Hans-Joerg Tiede, the AAUP’s research director, said the survey is representative of what faculty senate chairs and professors who hold similar positions are seeing across academe, in that he recruited a representative sample of 585 chairs with a response rate of 68 percent.

Over all, he said, “the survey provides evidence that the sorts of things that our recent investigation uncovered are not limited to the few institutions that were investigated, but that there is a broader trend when it comes to layoffs, declaring handbooks no longer in force and program eliminations.”

Adrianna Kezar, Wilbur Kieffer Endowed Professor and Dean's Professor of Leadership at the University of Southern California, recently contributed to a National Academy of Sciences panel report about institutional responses to COVID-19 and gender equity. Citing data from the Collaborative on Academic Careers in Higher Education at Harvard University, Kezar in that report said that faculty members generally gave their administrations high marks early in the pandemic, due to their quick action on campus shutdowns.

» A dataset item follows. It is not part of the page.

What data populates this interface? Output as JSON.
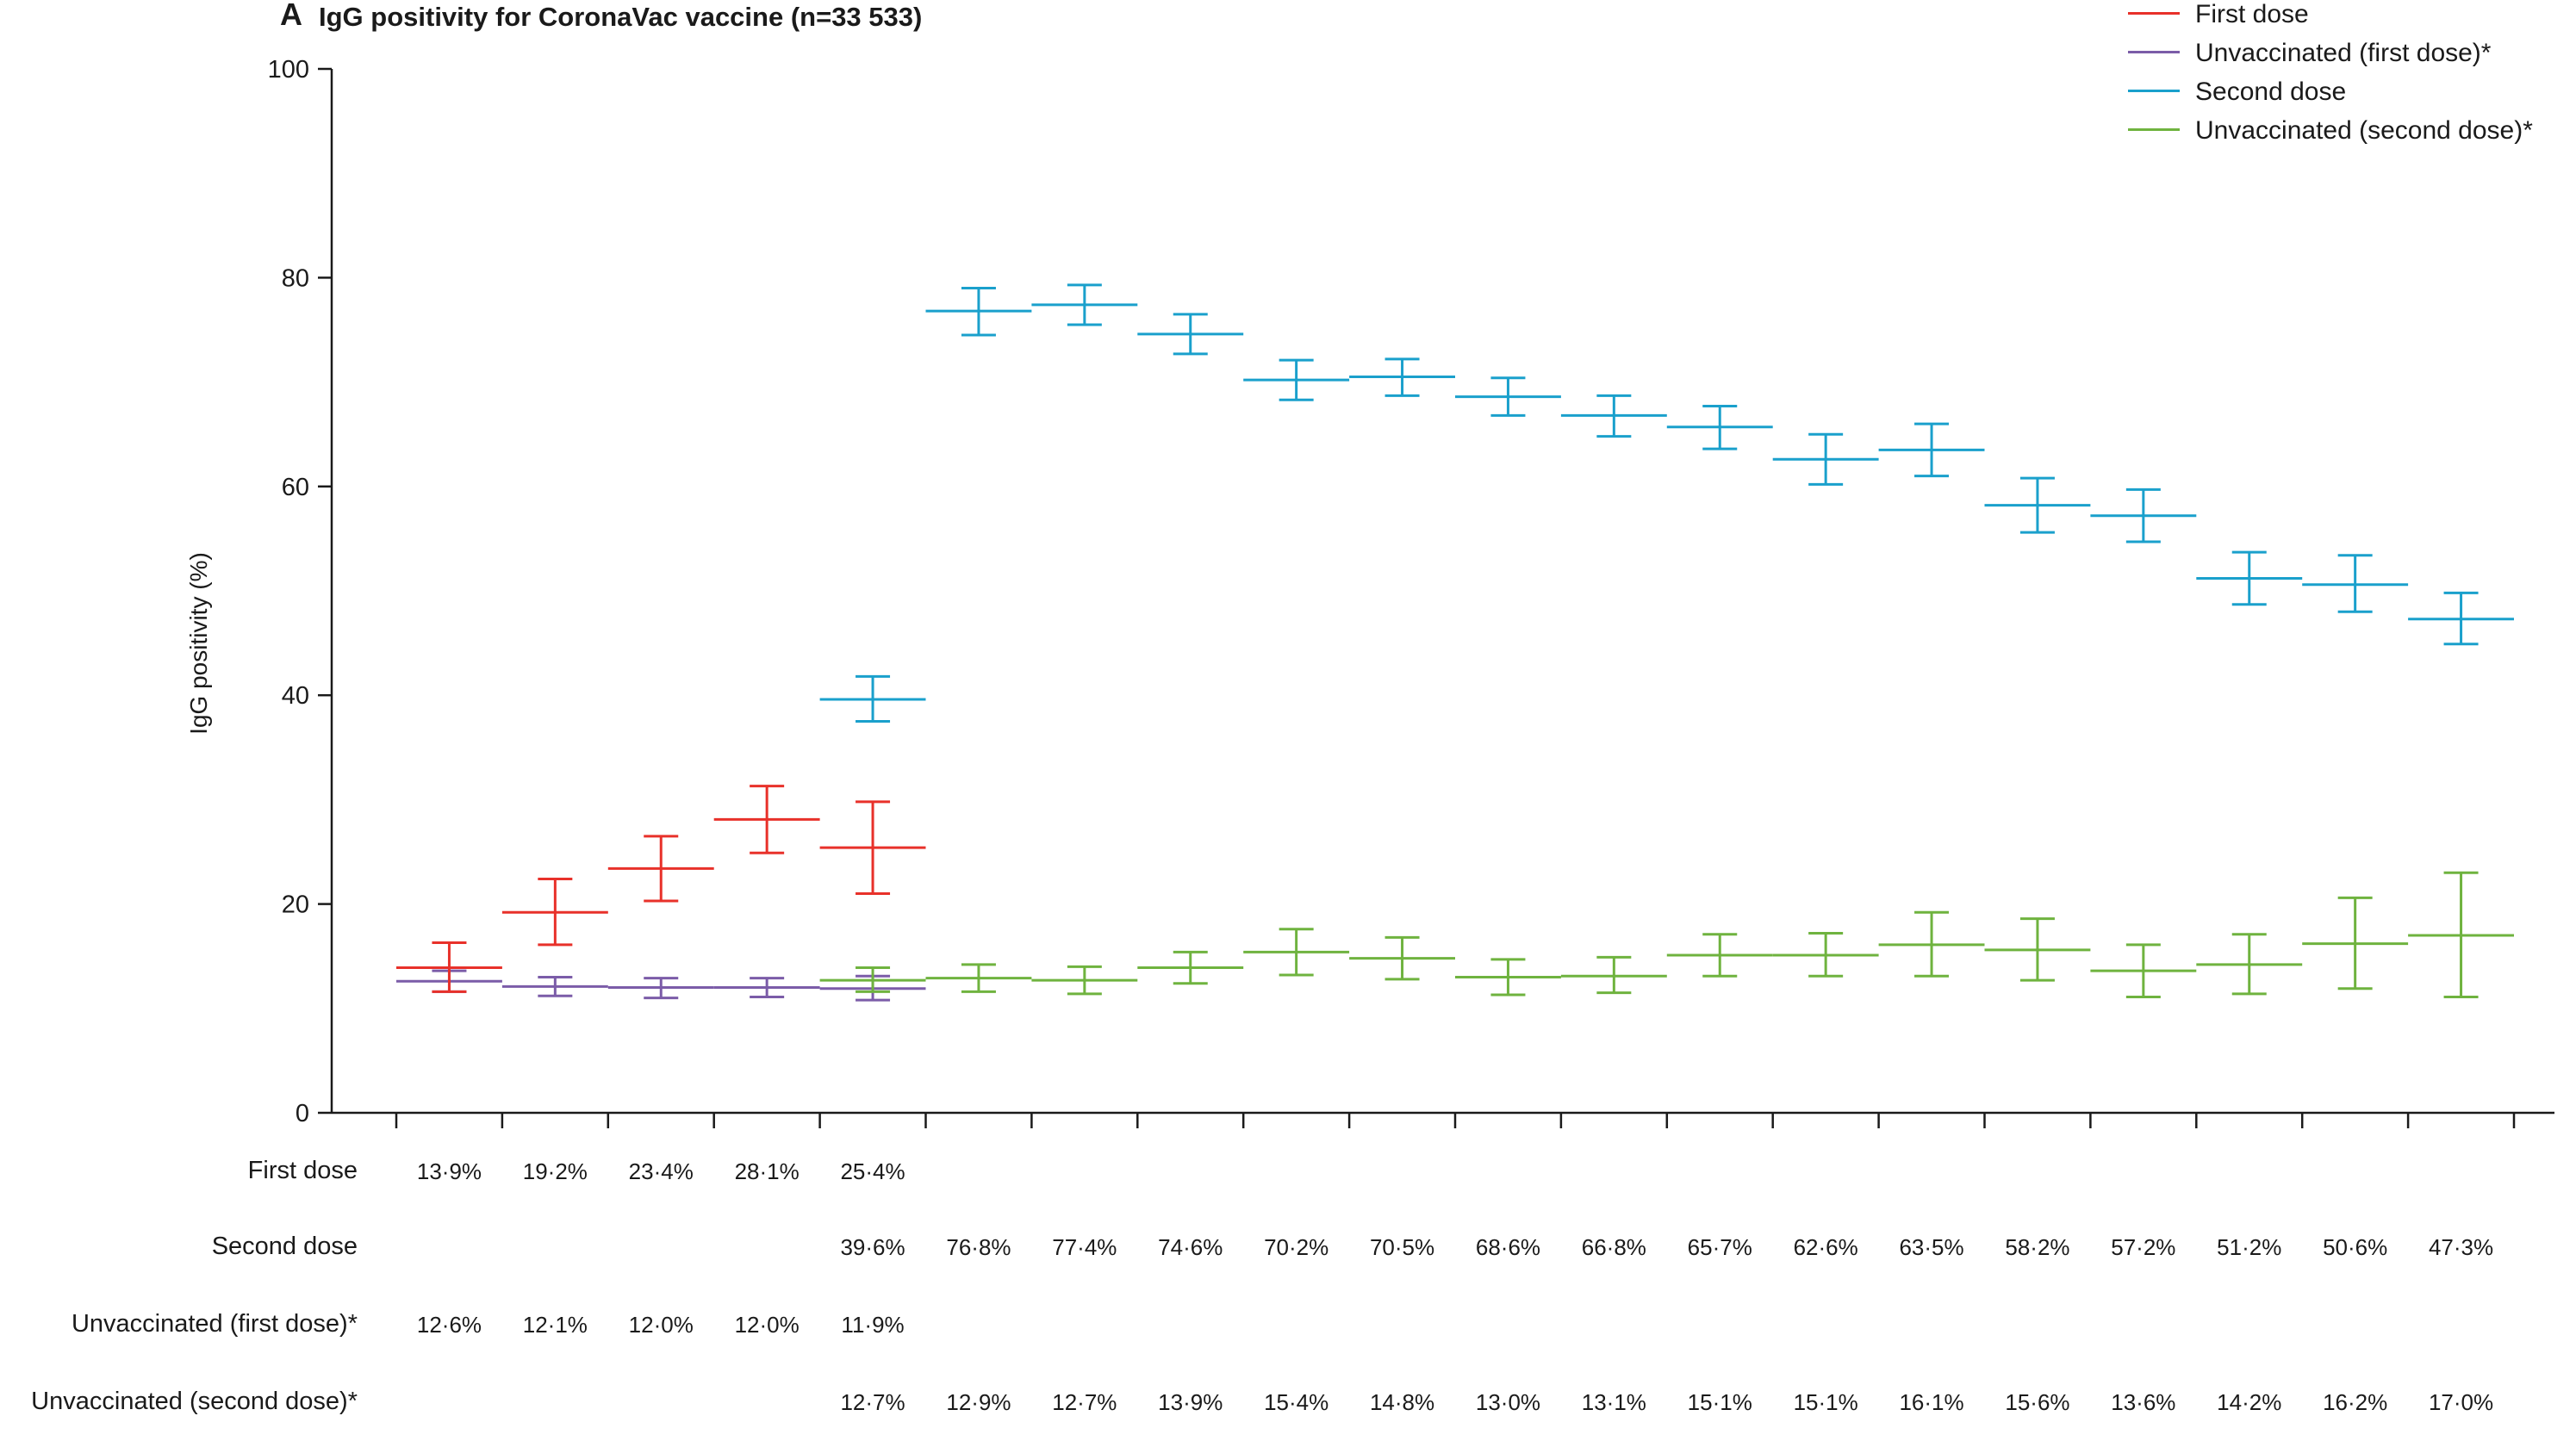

As COVID-19 progressed, Kezar wrote, professors increasingly registered “concerns of being left out of decision-making processes for months, particularly on decisions that shape domains of teaching and learning, but also more broadly to significant decisions about program closures, finances and layoffs.”

Kezar’s other research suggests that during a crisis, leaders who “emphasize empowerment, involvement and collaboration allow themselves a greater degree of agility and innovation than is possible with an inflexible hierarchical leadership paradigm.”

Despite the AAUP’s finding that shared governance had increased in some places, Kezar said Wednesday that the overall trend “was more away from shared governance.” Yet there were, and are, “some institutions that I would say had quote-unquote enlightened leadership, and did lean in to seeking out faculty advice.”